Implemented Features

main.py

  • Dataloader Creation: Utilizes data.py to create a dataloader and splits it into train and validation loaders.

  • Model Selection: Offers a list of easily modifiable models for training.

  • Optimizer Selection: Provides a choice of optimizers from a predefined list.

  • Training Script: Executes training with pre-selected models, number of epochs, optimizer, and its settings such as learning rate (lr) and momentum (mm).

  • Training Progress: Displays training progress and statistics during execution.

  • Results Saving: Saves the results of training for further analysis.

train.py

  • train(): Displays progress and statistics during training. Saves best model weights, checkpoints, and results.

  • validate(): Validates the model and provides statistics.

  • continue_training(): Allows resuming training from checkpoints.

data.py

  • Queries GAIA Star Catalog asynchronously (read_gaia).

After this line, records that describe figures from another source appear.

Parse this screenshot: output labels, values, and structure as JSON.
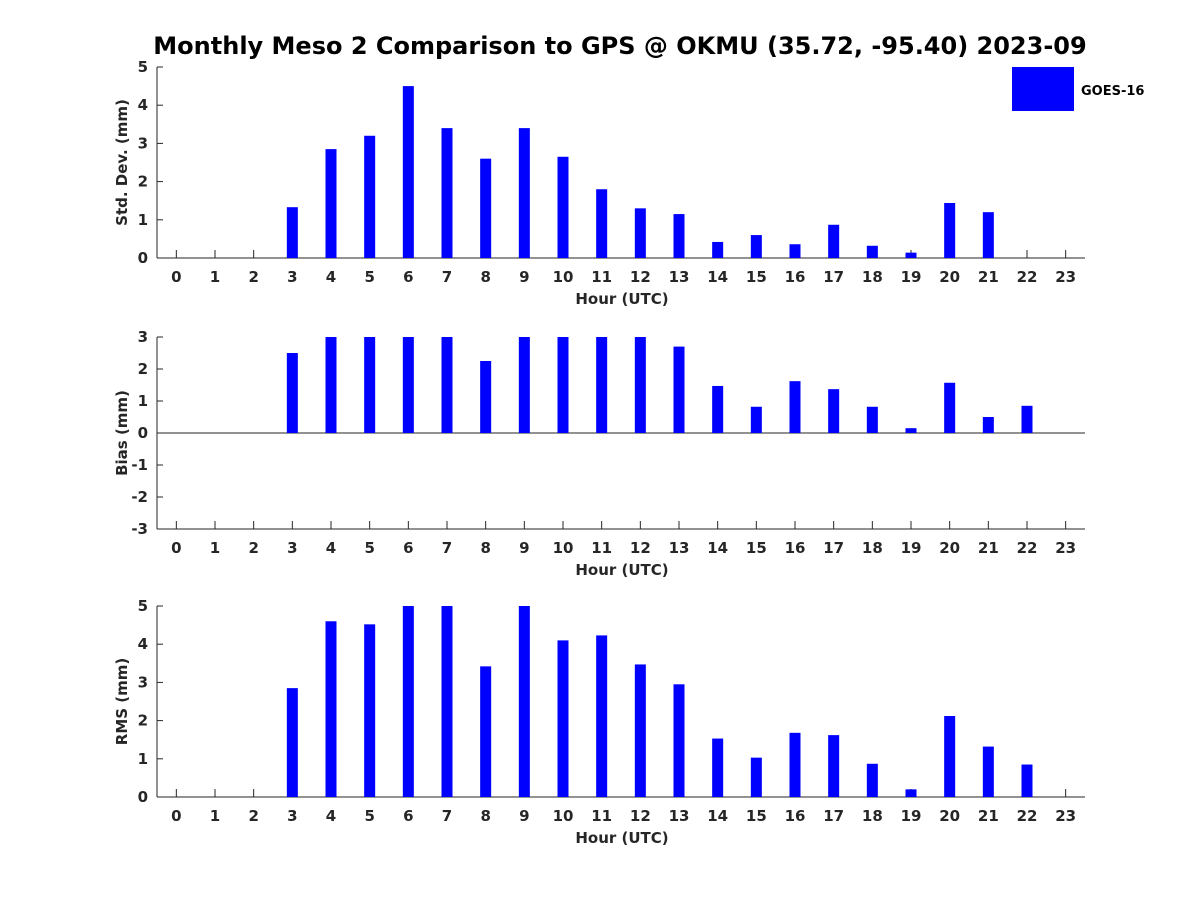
{
  "figure": {
    "title": "Monthly Meso 2 Comparison to GPS @ OKMU (35.72, -95.40) 2023-09"
  },
  "legend": {
    "label": "GOES-16",
    "color": "#0000ff",
    "placement": "top-right"
  },
  "chart_data": [
    {
      "type": "bar",
      "xlabel": "Hour (UTC)",
      "ylabel": "Std. Dev. (mm)",
      "ylim": [
        0,
        5
      ],
      "yticks": [
        0,
        1,
        2,
        3,
        4,
        5
      ],
      "x": [
        0,
        1,
        2,
        3,
        4,
        5,
        6,
        7,
        8,
        9,
        10,
        11,
        12,
        13,
        14,
        15,
        16,
        17,
        18,
        19,
        20,
        21,
        22,
        23
      ],
      "series": [
        {
          "name": "GOES-16",
          "color": "#0000ff",
          "values": [
            null,
            null,
            null,
            1.33,
            2.85,
            3.2,
            4.5,
            3.4,
            2.6,
            3.4,
            2.65,
            1.8,
            1.3,
            1.15,
            0.42,
            0.6,
            0.36,
            0.87,
            0.32,
            0.14,
            1.44,
            1.2,
            null,
            null
          ]
        }
      ]
    },
    {
      "type": "bar",
      "xlabel": "Hour (UTC)",
      "ylabel": "Bias (mm)",
      "ylim": [
        -3,
        3
      ],
      "yticks": [
        -3,
        -2,
        -1,
        0,
        1,
        2,
        3
      ],
      "baseline": 0,
      "x": [
        0,
        1,
        2,
        3,
        4,
        5,
        6,
        7,
        8,
        9,
        10,
        11,
        12,
        13,
        14,
        15,
        16,
        17,
        18,
        19,
        20,
        21,
        22,
        23
      ],
      "series": [
        {
          "name": "GOES-16",
          "color": "#0000ff",
          "values": [
            null,
            null,
            null,
            2.5,
            3,
            3,
            3,
            3,
            2.25,
            3,
            3,
            3,
            3,
            2.7,
            1.47,
            0.82,
            1.62,
            1.37,
            0.82,
            0.15,
            1.57,
            0.5,
            0.85,
            null
          ]
        }
      ]
    },
    {
      "type": "bar",
      "xlabel": "Hour (UTC)",
      "ylabel": "RMS (mm)",
      "ylim": [
        0,
        5
      ],
      "yticks": [
        0,
        1,
        2,
        3,
        4,
        5
      ],
      "x": [
        0,
        1,
        2,
        3,
        4,
        5,
        6,
        7,
        8,
        9,
        10,
        11,
        12,
        13,
        14,
        15,
        16,
        17,
        18,
        19,
        20,
        21,
        22,
        23
      ],
      "series": [
        {
          "name": "GOES-16",
          "color": "#0000ff",
          "values": [
            null,
            null,
            null,
            2.85,
            4.6,
            4.52,
            5,
            5,
            3.42,
            5,
            4.1,
            4.23,
            3.47,
            2.95,
            1.53,
            1.03,
            1.68,
            1.62,
            0.87,
            0.2,
            2.12,
            1.32,
            0.85,
            null
          ]
        }
      ]
    }
  ]
}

  • Reads data from ACT_DR5 and MaDCoWS catalogs, pre-downloading if necessary.

  • Creates positive and negative samples for training: - createNegativeClassDR5, create_data_dr5.

  • Includes data transformations: resizing, rotation, reflection, and normalization.

segmentation.py

  • Implements image dataset class and segmentation map creation: - create_samples, formSegmentationMaps, printSegMaps, printBigSegMap.

  • Predicts probabilities for images using predict_folder and predict_tests.

legacy_for_img.py

  • Downloads image cutouts using multithreading (grab_cutouts).

  • Supports VLASS and unWISE image downloads.

metrics.py

  • Includes plotting functions: - ROC Curve (plot_roc_curve), Precision-Recall Curve (plot_precision_recall).

  • modelPerformance: Calculates and displays metrics such as accuracy, precision, recall, and F1-score.

Known Issues

  • Not all optimizers are functional.

  • Incorrect loss and accuracy calculations with Adam optimizer.

  • segmentation.py: Paths for loaded weights need fixing.

  • data.py: Ensure data folder existence.

  • main.py: - Models are loaded simultaneously; optimize memory usage. - Some models need fixes (e.g., ViTL16).

Directory Structure

.
├── data
│   ├── DATA
│   │   ├── test_dr5
│   │   ├── test_madcows
│   │   ├── train
│   │   └── val
├── models
├── notebooks
├── results
├── screenshots
├── state_dict
└── trained_models

Performance

  • Initial startup: ~1h 9m 43s (Internet speed-dependent).

  • Subsequent runs: ~6m 55s.

Usage

Run the script with the following command:

python3 main.py --model MODEL_NAME --epoch NUM_EPOCH --optimizer OPTIMIZER --lr LR --mm MOMENTUM

Supported models:

  • ResNet18, AlexNet_VGG, SpinalNet_VGG, SpinalNet_ResNet.

Supported optimizers:

  • SGD, Adam, RMSprop, AdamW, Adadelta, DiffGrad.

Example output for AlexNet training with SGD optimizer:

Epoch 1/10. Training AlexNet with SGD optimizer: acc=0.683, loss=0.598
Validation Loss: 0.0075, Validation Accuracy: 0.7926
...
Epoch 10/10. Training AlexNet with SGD optimizer: acc=0.884, loss=0.286
Validation Loss: 0.0057, Validation Accuracy: 0.8445

Bugs

  • Not all optimizers work.

  • Loss and accuracy calculations incorrect with Adam optimizer.

  • Additional feedback from users is welcome.